Up with Gerry

I am an Ulster protestant, but I now believe that Gerry Adams is a hero of the peace process
January 20, 1999

Despite the success of the Northern Ireland peace process, a querulous spirit of hostility still prevails in some unionist circles. Clinging to the ancient certainties of a divided Ulster, some continue to predict-even desire-disaster. But we should no longer pay them any attention. These prophets of doom-from Conor Cruise O'Brien to Ian Paisley-have turned out to be hopeless forecasters. At every turn, from the Stormont talks to the referendum, they have been wrong.

And on no single issue have they been more completely wrong than on Gerry Adams's leadership of Irish Republicanism. We have heard all sorts of warnings: that Adams was just using the talks as a manoeuvre to disarm the security forces or get his people out of prison; that the IRA would split over the peace deal; that he would never renounce violence. None of this has happened. Instead, Adams has achieved what was unthinkable a decade ago: compelling Republicans to abandon armed struggle while recognising the principle of consent for the people of Ulster. Adams should now be seen as a hero of the peace process.

These words do not come lightly. I am an Ulster protestant and until recently I regarded Adams with a mixture of fear and loathing. The formative years of my life were spent in Belfast and Enniskillen at the height of the Troubles, when Adams represented for me all that was worst about physical force Republicanism. This was especially true of the bitter sectarianism aroused by the IRA hunger strike in 1981, when the dying Bobby Sands was elected my MP. As a senior member of the IRA, Adams would not only have ordered bombings, shootings and kneecappings, but was also happy to use weasel words to explain away the most brutal atrocities. I often used to describe him as a fascist-an overused word but in his case an appropriate one because of his readiness to support the use of violence and intimidation in the name of nationalism. With his intense manner, his air of ruthlessness, his heavy, humourless voice, he lived up to the stereotype image of the terrorist.

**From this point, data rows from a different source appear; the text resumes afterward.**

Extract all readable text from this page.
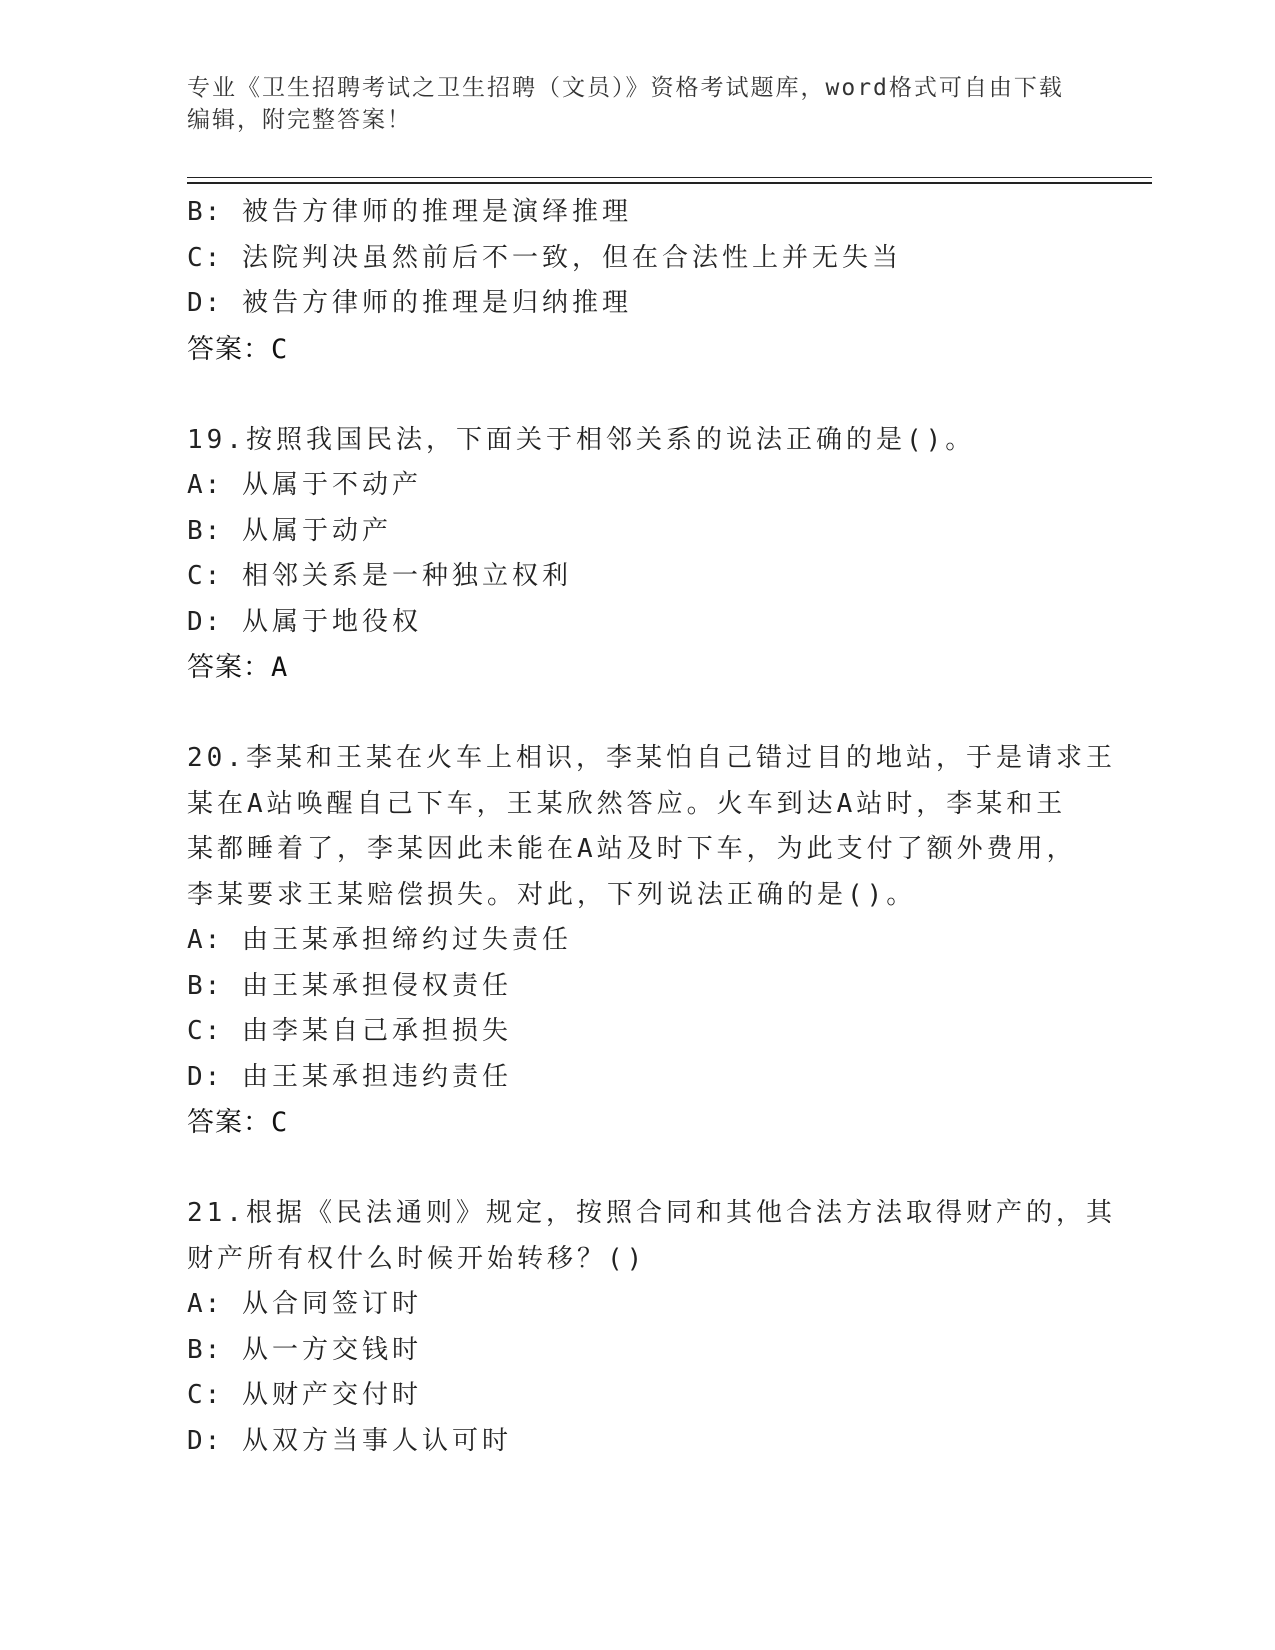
专业《卫生招聘考试之卫生招聘（文员）》资格考试题库，word格式可自由下载
编辑，附完整答案！
B: 被告方律师的推理是演绎推理
C: 法院判决虽然前后不一致，但在合法性上并无失当
D: 被告方律师的推理是归纳推理
答案：C
19.按照我国民法，下面关于相邻关系的说法正确的是()。
A: 从属于不动产
B: 从属于动产
C: 相邻关系是一种独立权利
D: 从属于地役权
答案：A
20.李某和王某在火车上相识，李某怕自己错过目的地站，于是请求王
某在A站唤醒自己下车，王某欣然答应。火车到达A站时，李某和王
某都睡着了，李某因此未能在A站及时下车，为此支付了额外费用，
李某要求王某赔偿损失。对此，下列说法正确的是()。
A: 由王某承担缔约过失责任
B: 由王某承担侵权责任
C: 由李某自己承担损失
D: 由王某承担违约责任
答案：C
21.根据《民法通则》规定，按照合同和其他合法方法取得财产的，其
财产所有权什么时候开始转移？()
A: 从合同签订时
B: 从一方交钱时
C: 从财产交付时
D: 从双方当事人认可时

When the peace process began in the early 1990s, I was cynical about Adams. But, as the pace of the talks quickened, and the second IRA ceasefire held, I gradually came to admire the way that Adams had persuaded Republicans to abandon the armalite. This required courage. It would have been easy to cling to the purity of the struggle. Like some Irish Arthur Scargill, he could have refused compromise. He chose the more responsible course.

His grisly record cannot, of course, be ignored. Although he has always denied direct involvement with the IRA, there is a mass of evidence to the contrary. Indeed, if Adams had played no part in IRA terrorism, he would have no credibility with the gunmen. Moreover, many of Adams's statements as a Republican spokesman have been almost as nauseating as the activities of the IRA itself, as when he explained away the murder of two men working on an RUC station: "They did not have to take the contracts. There's a war going on and they took sides."

But the anger that his record provokes must now be seen in the context of his success in compelling the IRA to join the peace process. There are two remarkable aspects to this achievement. First, the movement has been steeped in the idea of blood sacrifice since the 19th century. It is Patrick Pearse's mentality of heroic martyrdom which prevailed in Republican circles-until the triumph of Adams. Second, and more importantly, is the way Adams has held the movement together. All previous attempts at political solutions have led to violent splits, between the Official and Provisional IRA in the early 1970s, and in the Civil War of 1922-23.

When the Downing Street Declaration was signed in 1993, hardliner Bernadette McAliskey warned: "It cannot be sold. Gerry cannot sell this. That's the beginning and the end of the story." As with so many predictions about Adams, this has been proved utterly wrong. He has sold it, with barely a murmur of dissent. A tiny number of dissidents founded the "Real" IRA and "Continuity" but, after Omagh, even they have fallen into line.

How has he done it? He has a powerful intellect and has always had a hunger to learn; regulars at the Belfast pubs where he worked remember that he always had his nose in a heavyweight text. He is a fine public performer, and is adept at dealing with the media. And the ability to command the loyalty and respect of the men under his command was demonstrated during his spells in the Maze Prison in the 1970s and by his organisation of the hunger strike in 1981. His sense of aloofness helped, as did his record (and his father's) as an IRA volunteer.

Above all, Adams has proved a brilliant strategist over the past 25 years, outmanoeuvring internal and external enemies. The Bobby Sands by-election, the ousting of Gerry Fitt from West Belfast, the manipulation of his role as MP, and his ruthless organisation of the IRA Army Council and Sinn Fein conferences are evidence of his political talent. Some argue that without Adams's gifts, the IRA would have given up years ago. I disagree. The tradition runs too deep; new volunteers would have been found. If Adams had not emerged, the IRA would still be killing Irish citizens in the name of Irish unity.